Load balancing increases system performance, especially from the application standpoint, allowing several computers to serve the same data. It works such that the load is being distributed among client queries to replica nodes aside from its primary or master node, while routing database modifications solely to the master node alone. Any modifications to the master node are subsequently propagated to each replica using PostgreSQL Streaming Replication.

How Can Load Balancers Affect PostgreSQL?

Utilizing load balancing shall direct client applications to connect to the load balancing server, and distribute the initiated connections to the available PostgreSQL nodes depending on the type of query requests. This helps stress out outstanding load on a particular PostgreSQL server and promotes parallel balance of load among the available nodes within the cluster. 

Using PostgreSQL, there are already a handful of existing solutions to make this to work. These solutions can work seamlessly or load balancing can work with the current topology--with primary and standby nodes--yet load balancing is implemented in the application layer itself. Load balancing faces challenges with synchronization problems which is the fundamental difficulty for servers working together. Because there is no single solution that eliminates the impact of the sync problem for all use cases, there are multiple solutions. Each solution addresses this problem in a different way, and minimizes its impact for a specific workload.

In this blog, we'll take a look at those load balancers by comparing them and how beneficial it is for your PostgreSQL workload. 

HAProxy Load Balancing For PostgreSQL

HAProxy is an event-driven, non-blocking engine combining a proxy with a very fast I/O layer and a priority-based, multi-threaded scheduler. As it is designed with a data forwarding goal in mind, its architecture is designed to operate in a lightweight process which is optimized to move data as fast as possible with the least possible operations. It focuses on optimizing the CPU cache efficiency by sticking connections to the same CPU as long as possible. As such it implements a layered model offering bypass mechanisms at each level ensuring data doesn't reach higher levels unless needed. Most of the processing is performed in the kernel. HAProxy does its best to help the kernel do the work as fast as possible by giving some hints or by avoiding certain operations when it guesses they could be grouped later. As a result, typical figures show 15% of the processing time spent in HAProxy versus 85% in the kernel in TCP or HTTP close mode, and about 30% for HAProxy versus 70% for the kernel in HTTP keep-alive mode.

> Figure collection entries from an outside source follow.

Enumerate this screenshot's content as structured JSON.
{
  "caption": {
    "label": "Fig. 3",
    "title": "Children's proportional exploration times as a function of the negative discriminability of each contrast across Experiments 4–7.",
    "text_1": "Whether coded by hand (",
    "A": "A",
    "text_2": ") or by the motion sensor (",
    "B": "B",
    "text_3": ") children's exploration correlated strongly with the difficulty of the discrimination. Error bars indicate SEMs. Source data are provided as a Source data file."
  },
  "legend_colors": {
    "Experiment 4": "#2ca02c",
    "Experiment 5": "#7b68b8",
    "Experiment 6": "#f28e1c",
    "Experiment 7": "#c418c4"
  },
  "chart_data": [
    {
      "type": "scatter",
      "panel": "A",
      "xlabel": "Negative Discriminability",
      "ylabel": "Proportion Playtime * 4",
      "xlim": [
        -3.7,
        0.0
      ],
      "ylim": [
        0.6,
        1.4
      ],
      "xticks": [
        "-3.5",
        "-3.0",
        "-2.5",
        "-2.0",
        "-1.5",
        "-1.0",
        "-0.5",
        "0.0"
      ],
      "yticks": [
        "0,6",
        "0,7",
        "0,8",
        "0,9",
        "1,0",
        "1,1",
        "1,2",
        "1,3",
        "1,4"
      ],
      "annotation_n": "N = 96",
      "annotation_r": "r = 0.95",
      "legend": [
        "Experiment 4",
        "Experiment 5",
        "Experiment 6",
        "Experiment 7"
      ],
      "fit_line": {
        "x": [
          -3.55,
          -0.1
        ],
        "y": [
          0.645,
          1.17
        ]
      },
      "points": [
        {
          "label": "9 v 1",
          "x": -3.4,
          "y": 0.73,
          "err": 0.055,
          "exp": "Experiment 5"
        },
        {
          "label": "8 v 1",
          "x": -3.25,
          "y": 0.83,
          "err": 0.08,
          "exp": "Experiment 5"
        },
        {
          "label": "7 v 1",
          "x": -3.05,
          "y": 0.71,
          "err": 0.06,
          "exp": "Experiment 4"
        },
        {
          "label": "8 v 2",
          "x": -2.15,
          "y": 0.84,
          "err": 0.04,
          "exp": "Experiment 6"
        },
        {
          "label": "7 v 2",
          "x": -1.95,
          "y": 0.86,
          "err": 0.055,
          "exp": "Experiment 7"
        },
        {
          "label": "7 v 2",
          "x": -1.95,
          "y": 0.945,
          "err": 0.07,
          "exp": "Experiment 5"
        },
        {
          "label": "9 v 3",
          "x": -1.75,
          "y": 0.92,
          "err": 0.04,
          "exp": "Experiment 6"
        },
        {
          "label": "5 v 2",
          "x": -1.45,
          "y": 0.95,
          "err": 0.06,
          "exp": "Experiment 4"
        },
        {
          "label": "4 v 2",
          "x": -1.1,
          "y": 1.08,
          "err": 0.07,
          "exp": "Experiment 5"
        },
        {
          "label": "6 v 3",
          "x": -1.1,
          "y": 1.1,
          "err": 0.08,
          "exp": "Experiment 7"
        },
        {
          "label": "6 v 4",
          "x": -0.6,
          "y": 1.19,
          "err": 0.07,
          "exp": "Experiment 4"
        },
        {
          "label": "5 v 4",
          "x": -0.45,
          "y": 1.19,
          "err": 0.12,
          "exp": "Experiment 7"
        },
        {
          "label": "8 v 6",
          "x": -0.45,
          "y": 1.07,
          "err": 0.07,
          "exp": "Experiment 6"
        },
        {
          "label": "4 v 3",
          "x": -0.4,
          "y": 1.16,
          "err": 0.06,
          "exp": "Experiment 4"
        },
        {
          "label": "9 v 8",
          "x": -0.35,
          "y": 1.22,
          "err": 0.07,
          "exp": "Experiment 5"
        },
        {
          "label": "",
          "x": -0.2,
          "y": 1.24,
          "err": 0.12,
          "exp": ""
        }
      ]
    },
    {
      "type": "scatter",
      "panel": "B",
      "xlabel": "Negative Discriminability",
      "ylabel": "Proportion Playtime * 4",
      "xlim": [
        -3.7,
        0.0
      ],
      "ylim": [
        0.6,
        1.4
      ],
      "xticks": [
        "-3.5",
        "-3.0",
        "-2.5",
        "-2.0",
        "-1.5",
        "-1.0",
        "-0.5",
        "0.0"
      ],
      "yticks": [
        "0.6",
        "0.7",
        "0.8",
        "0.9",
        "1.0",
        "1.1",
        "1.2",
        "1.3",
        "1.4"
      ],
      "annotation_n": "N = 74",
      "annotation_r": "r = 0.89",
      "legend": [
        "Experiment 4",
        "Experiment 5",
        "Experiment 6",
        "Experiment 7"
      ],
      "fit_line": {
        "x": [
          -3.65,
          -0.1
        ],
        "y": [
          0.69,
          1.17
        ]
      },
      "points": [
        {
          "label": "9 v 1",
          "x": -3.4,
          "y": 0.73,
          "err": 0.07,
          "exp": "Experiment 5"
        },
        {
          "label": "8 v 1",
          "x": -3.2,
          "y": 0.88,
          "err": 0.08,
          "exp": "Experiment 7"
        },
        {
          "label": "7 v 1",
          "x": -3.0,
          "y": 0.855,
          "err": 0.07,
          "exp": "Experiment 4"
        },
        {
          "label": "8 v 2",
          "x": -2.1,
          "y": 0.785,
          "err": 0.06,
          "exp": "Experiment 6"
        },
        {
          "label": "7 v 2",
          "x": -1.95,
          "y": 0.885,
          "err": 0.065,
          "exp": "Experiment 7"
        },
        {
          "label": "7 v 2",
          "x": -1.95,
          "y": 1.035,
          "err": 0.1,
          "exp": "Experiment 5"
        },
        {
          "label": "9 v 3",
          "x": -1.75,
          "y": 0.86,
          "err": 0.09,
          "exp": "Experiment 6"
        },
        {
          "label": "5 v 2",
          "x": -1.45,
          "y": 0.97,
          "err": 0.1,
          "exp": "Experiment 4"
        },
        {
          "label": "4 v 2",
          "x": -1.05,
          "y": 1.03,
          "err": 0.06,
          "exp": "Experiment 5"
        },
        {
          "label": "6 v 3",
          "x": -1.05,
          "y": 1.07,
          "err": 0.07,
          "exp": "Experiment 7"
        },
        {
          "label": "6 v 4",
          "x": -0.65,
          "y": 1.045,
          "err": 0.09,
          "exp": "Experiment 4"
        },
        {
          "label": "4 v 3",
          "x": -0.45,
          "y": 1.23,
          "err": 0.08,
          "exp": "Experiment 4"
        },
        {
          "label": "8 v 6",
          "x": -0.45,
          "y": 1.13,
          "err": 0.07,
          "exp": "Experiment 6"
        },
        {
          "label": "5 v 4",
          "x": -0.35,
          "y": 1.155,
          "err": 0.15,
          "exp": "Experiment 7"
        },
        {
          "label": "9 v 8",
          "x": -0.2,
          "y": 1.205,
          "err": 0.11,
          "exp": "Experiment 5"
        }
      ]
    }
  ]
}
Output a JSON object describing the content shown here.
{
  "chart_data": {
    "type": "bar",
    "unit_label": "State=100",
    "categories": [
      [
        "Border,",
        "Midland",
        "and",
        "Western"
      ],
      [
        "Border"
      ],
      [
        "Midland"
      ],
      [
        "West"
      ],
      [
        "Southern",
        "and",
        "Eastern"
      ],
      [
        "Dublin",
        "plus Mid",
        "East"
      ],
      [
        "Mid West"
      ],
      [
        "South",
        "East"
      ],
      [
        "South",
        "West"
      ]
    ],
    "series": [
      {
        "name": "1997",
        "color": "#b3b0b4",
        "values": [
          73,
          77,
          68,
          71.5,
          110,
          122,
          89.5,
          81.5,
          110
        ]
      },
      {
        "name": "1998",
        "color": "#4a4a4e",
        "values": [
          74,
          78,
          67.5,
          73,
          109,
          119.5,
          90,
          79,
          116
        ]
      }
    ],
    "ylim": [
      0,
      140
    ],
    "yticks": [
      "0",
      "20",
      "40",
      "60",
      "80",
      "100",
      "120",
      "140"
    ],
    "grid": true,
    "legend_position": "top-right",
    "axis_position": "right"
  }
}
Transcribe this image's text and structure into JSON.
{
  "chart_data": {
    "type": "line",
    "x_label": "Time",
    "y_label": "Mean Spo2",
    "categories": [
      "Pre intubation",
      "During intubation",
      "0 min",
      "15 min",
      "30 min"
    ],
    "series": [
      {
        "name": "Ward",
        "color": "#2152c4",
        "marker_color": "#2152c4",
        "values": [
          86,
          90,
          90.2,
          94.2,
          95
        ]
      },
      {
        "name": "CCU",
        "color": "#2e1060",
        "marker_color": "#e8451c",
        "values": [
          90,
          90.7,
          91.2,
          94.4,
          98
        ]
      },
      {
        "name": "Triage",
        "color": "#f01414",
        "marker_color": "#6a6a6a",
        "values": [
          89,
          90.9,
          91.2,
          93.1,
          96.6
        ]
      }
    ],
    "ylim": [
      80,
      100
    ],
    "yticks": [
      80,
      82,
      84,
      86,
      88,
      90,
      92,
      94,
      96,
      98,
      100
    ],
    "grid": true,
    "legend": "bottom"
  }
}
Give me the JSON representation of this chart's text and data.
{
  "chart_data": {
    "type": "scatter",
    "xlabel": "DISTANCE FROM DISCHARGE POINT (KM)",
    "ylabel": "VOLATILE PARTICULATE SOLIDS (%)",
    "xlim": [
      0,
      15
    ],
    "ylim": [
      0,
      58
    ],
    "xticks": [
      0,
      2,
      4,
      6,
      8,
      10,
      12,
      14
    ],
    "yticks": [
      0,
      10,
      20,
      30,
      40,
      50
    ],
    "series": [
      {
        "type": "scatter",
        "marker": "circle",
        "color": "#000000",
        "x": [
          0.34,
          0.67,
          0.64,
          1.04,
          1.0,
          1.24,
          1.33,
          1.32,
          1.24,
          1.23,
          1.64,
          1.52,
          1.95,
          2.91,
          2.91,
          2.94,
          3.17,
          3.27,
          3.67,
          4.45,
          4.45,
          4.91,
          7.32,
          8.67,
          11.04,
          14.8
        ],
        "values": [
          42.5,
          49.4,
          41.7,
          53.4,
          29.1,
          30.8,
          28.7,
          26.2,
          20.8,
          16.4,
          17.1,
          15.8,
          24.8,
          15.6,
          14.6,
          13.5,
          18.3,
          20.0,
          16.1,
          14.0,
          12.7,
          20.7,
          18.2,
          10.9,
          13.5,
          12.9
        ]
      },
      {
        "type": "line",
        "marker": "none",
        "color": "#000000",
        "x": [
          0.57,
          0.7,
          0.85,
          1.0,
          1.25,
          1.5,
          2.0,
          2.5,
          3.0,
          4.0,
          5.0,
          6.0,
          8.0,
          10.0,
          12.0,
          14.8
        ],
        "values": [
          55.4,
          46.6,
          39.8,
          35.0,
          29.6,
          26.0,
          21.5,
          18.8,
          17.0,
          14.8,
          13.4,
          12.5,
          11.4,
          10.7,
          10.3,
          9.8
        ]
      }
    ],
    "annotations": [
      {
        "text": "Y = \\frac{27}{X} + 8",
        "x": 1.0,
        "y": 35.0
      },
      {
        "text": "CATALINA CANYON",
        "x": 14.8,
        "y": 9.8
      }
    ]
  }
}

HAProxy has additional features of load balancing also. For example, the TCP proxying feature allows us to use it for database connections especially for PostgreSQL using its built-in check service support. Even though there's database service support, it does not suffice the desired health check especially for a replication type of cluster. The standard approach when deploying it for production is to use TCP check, then depend on xinetd with HAProxy.

Pros of Using HAProxy for PostgreSQL

The best thing with HAProxy is its lightweight, easy to configure and use, and it does the job as expected. Using HAProxy on top of a PostgreSQL cluster has been implemented and deployed multiple times from large organizations to various SME's/SMB's for their production use. It has been long proven for production and high workload capacity not only for databases but even with other network services such as web applications or for geo-load balancing (distribute traffic across multiple data centers). Having HAProxy on top of PostgreSQL, it allows users the capability to throttle or limit responses to parallelize and distribute the load properly to all available nodes in the cluster. The built-in mechanism with HAProxy also allows the user to setup high availability seamlessly and easier to scale if load is needed and avoid single point of failure (SPOF).

Cons of Using HAProxy for PostgreSQL

HAProxy does not provide query filtering nor does query analysis to identify the type of statements being requested. It lacks the ability to perform a read/write split on a single port. Setting a load balancer on top of HAProxy requires that you have to at least setup different ports for your writes and different ones for your reads. This requires application changes to suit your needs. 

HAProxy also does a very simple feature support with PostgreSQL for health check, yet this only determines if the node is up or not, as if it's just pinging the node and waits for a bounce back response. It does not identify what role a node it is trying to forward the requested connections from the client to the desired node. Therefore, it does not understand or no feature in HAProxy to understand the replication topology. Although, a user can create separate listeners based on different ports but still it adds changes within the application to satisfy the load balancing needs. This means that either using an external script with xinetd can be the workaround to fill up the requirements.Still, it is not integrated to HAProxy and can be prone to human error.

If one node or group of nodes has to be placed under maintenance mode, then  you shall also be required to apply changes to your HAProxy, otherwise it can be catastrophic.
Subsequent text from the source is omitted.